With the group of high-ranking officials (those employed at provincial-level administrative institutions) and local officials as our pilot sample, we shall carry out a quantitative study to identify the dynamics which facilitated this group's rise to power. In short, with the help of generalized linear model (e.g., regression) we aim to identify the foundations of their political capital. To this end, we will analyze the following relationships: office-kinship ties; office-education; office-literary activities; office-business ties; office-place of origin; office-affiliation with political entities. Our results will be grouped chronologically (1935-1945 and 1945-1949), allowing us to identify the dominant factors for success in officialdom in the respective period, which will shed light on historical changes in the socio-political power structure.

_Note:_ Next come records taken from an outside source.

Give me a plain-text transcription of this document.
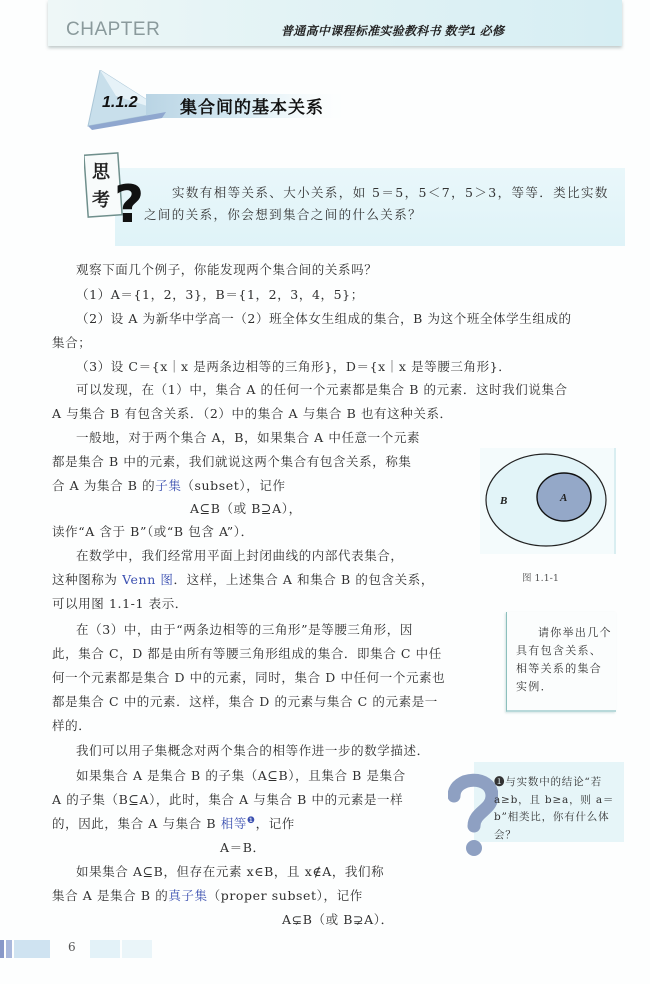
CHAPTER	普通高中课程标准实验教科书 数学1 必修
1.1.2 集合间的基本关系
思
考 ? 实数有相等关系、大小关系，如 5＝5，5＜7，5＞3，等等．类比实数
之间的关系，你会想到集合之间的什么关系？
观察下面几个例子，你能发现两个集合间的关系吗？
（1）A＝{1，2，3}，B＝{1，2，3，4，5}；
（2）设 A 为新华中学高一（2）班全体女生组成的集合，B 为这个班全体学生组成的
集合；
（3）设 C＝{x｜x 是两条边相等的三角形}，D＝{x｜x 是等腰三角形}．
可以发现，在（1）中，集合 A 的任何一个元素都是集合 B 的元素．这时我们说集合
A 与集合 B 有包含关系．（2）中的集合 A 与集合 B 也有这种关系．
一般地，对于两个集合 A，B，如果集合 A 中任意一个元素
都是集合 B 中的元素，我们就说这两个集合有包含关系，称集
合 A 为集合 B 的子集（subset），记作
A⊆B（或 B⊇A），
读作“A 含于 B”（或“B 包含 A”）．
在数学中，我们经常用平面上封闭曲线的内部代表集合，
这种图称为 Venn 图．这样，上述集合 A 和集合 B 的包含关系，
可以用图 1.1-1 表示．
在（3）中，由于“两条边相等的三角形”是等腰三角形，因
此，集合 C，D 都是由所有等腰三角形组成的集合．即集合 C 中任
何一个元素都是集合 D 中的元素，同时，集合 D 中任何一个元素也
都是集合 C 中的元素．这样，集合 D 的元素与集合 C 的元素是一
样的．
我们可以用子集概念对两个集合的相等作进一步的数学描述．
如果集合 A 是集合 B 的子集（A⊆B），且集合 B 是集合
A 的子集（B⊆A），此时，集合 A 与集合 B 中的元素是一样
的，因此，集合 A 与集合 B 相等$^❶$，记作
A＝B．
如果集合 A⊆B，但存在元素 x∈B，且 x∉A，我们称
集合 A 是集合 B 的真子集（proper subset），记作
A⊊B（或 B⊋A）．
B	A
图 1.1-1
请你举出几个具有包含关系、相等关系的集合实例．
❶与实数中的结论“若 a≥b，且 b≥a，则 a＝b”相类比，你有什么体会？
6
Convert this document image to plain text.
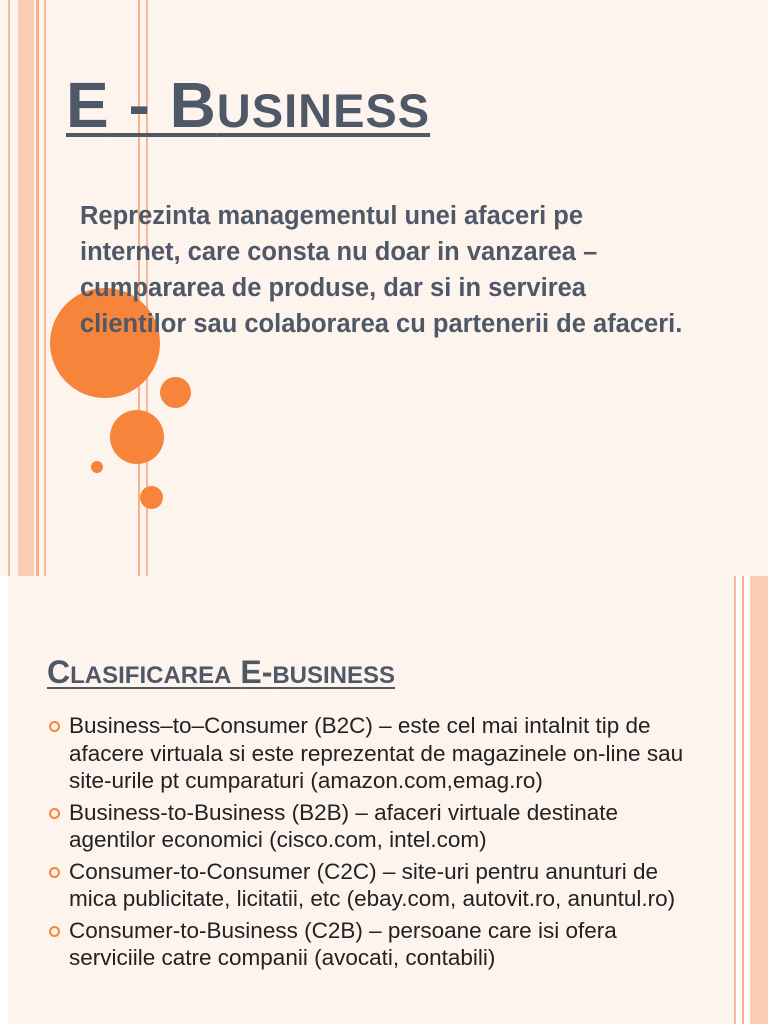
E - BUSINESS

Reprezinta managementul unei afaceri pe internet, care consta nu doar in vanzarea – cumpararea de produse, dar si in servirea clientilor sau colaborarea cu partenerii de afaceri.

CLASIFICAREA E-BUSINESS
Business–to–Consumer (B2C) – este cel mai intalnit tip de afacere virtuala si este reprezentat de magazinele on-line sau site-urile pt cumparaturi (amazon.com,emag.ro)
Business-to-Business (B2B) – afaceri virtuale destinate agentilor economici (cisco.com, intel.com)
Consumer-to-Consumer (C2C) – site-uri pentru anunturi de mica publicitate, licitatii, etc (ebay.com, autovit.ro, anuntul.ro)
Consumer-to-Business (C2B) – persoane care isi ofera serviciile catre companii (avocati, contabili)
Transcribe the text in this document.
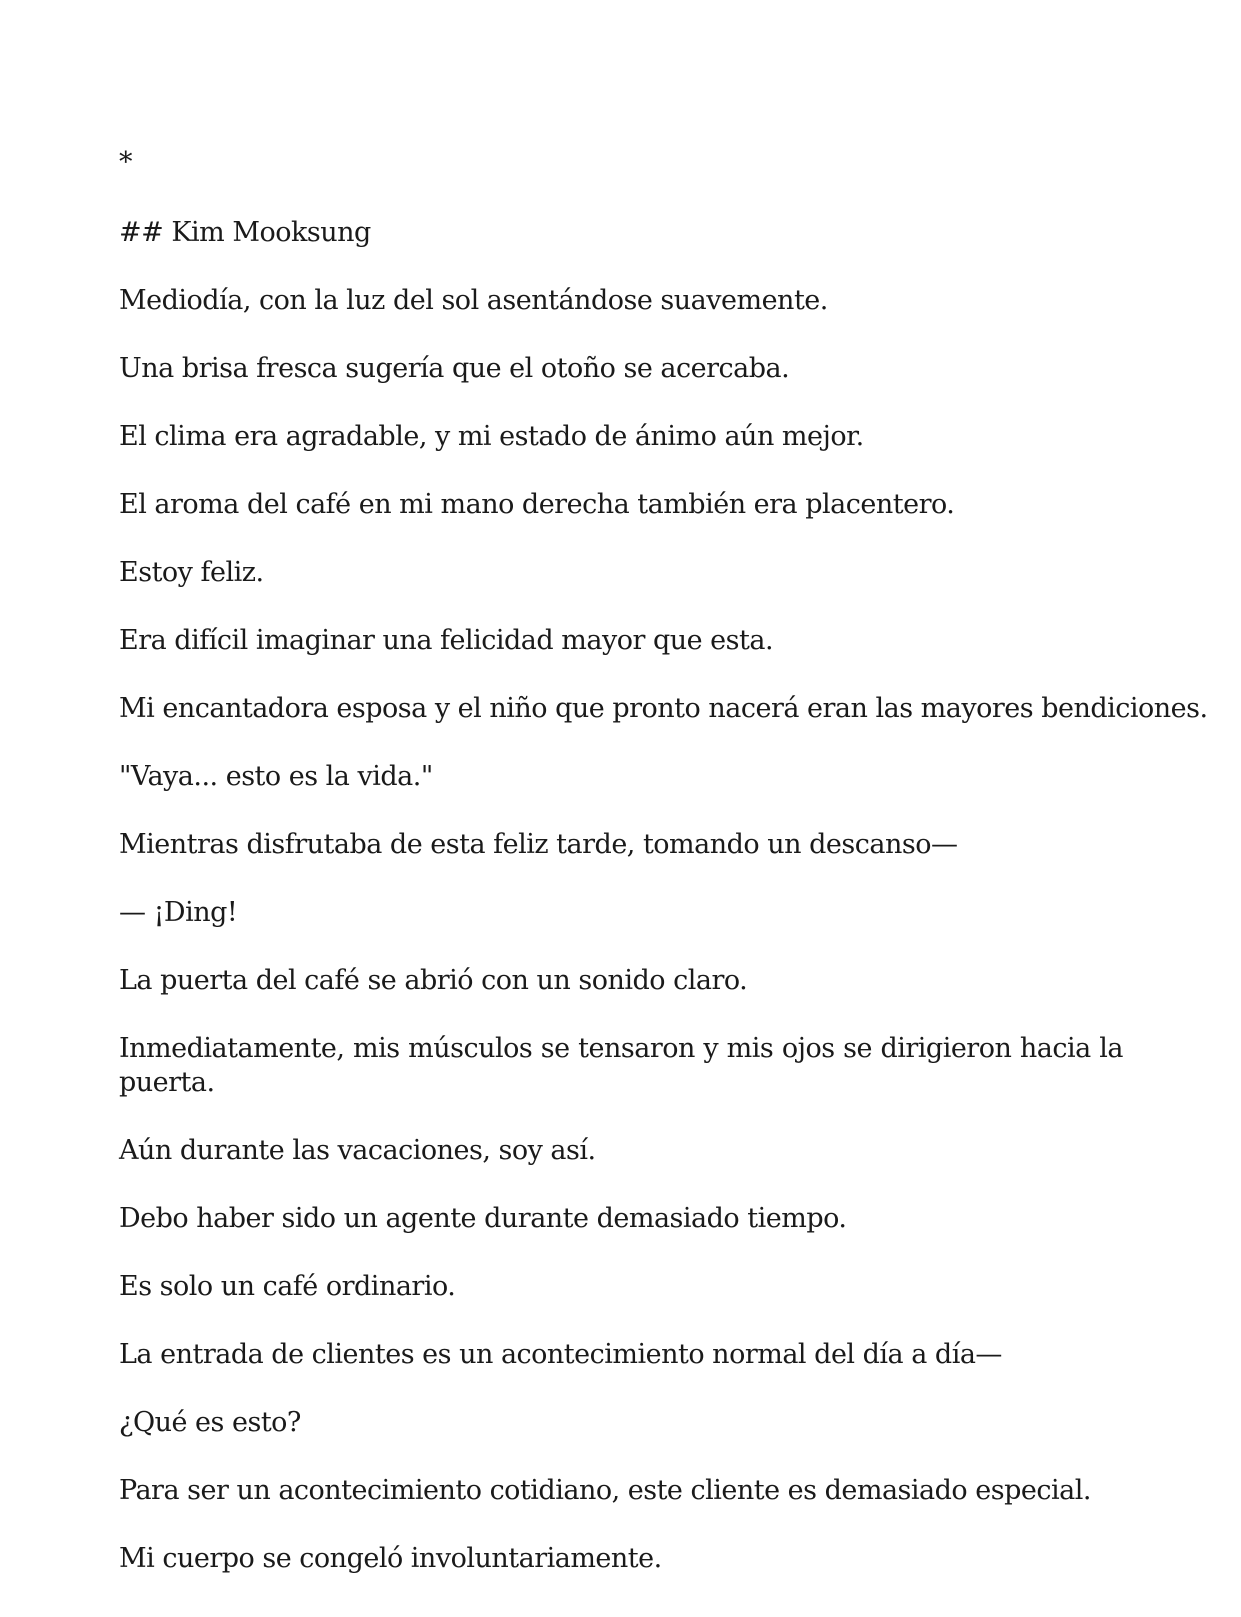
*

## Kim Mooksung

Mediodía, con la luz del sol asentándose suavemente.

Una brisa fresca sugería que el otoño se acercaba.

El clima era agradable, y mi estado de ánimo aún mejor.

El aroma del café en mi mano derecha también era placentero.

Estoy feliz.

Era difícil imaginar una felicidad mayor que esta.

Mi encantadora esposa y el niño que pronto nacerá eran las mayores bendiciones.

"Vaya... esto es la vida."

Mientras disfrutaba de esta feliz tarde, tomando un descanso—

— ¡Ding!

La puerta del café se abrió con un sonido claro.

Inmediatamente, mis músculos se tensaron y mis ojos se dirigieron hacia la puerta.

Aún durante las vacaciones, soy así.

Debo haber sido un agente durante demasiado tiempo.

Es solo un café ordinario.

La entrada de clientes es un acontecimiento normal del día a día—

¿Qué es esto?

Para ser un acontecimiento cotidiano, este cliente es demasiado especial.

Mi cuerpo se congeló involuntariamente.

We will analyze the available data and construct a network of people, places, events, and other entities and relations between them. Data are encoded in OWL and stored in a graph database (Taiwan Biographical Ontology, TBIO), which will allow us to work with the data by applying well-established tools for ontology reasoning and graph analysis.
1. Manually added data: Record of Officials of the Taiwan Provincial Administrative Executive Office 臺灣省行政長官公署各單位及臺北市各公共機關職員錄 (1946) and Taiwan shiren zhi 臺灣時人誌. (Zhang 2009 )
2. Yang Chien-ch’eng Database of Taiwanese Elites in the Japanese Colonial Period 楊建成日治時期台灣人仕紳資料庫 (1915–1942)
3. For complementary biographical information we will draw on the Taiwan Diary Knowledge Bank of the Institute of Taiwan History, Academia Sinica.
4. In our analysis of cultural capital, we shall utilize catalogue information about publications by the contributors: the Catalogue of Taiwan Literature Journals 台灣文學期刊目錄 (1911-1959) provided by the National Museum of Taiwanese Literature.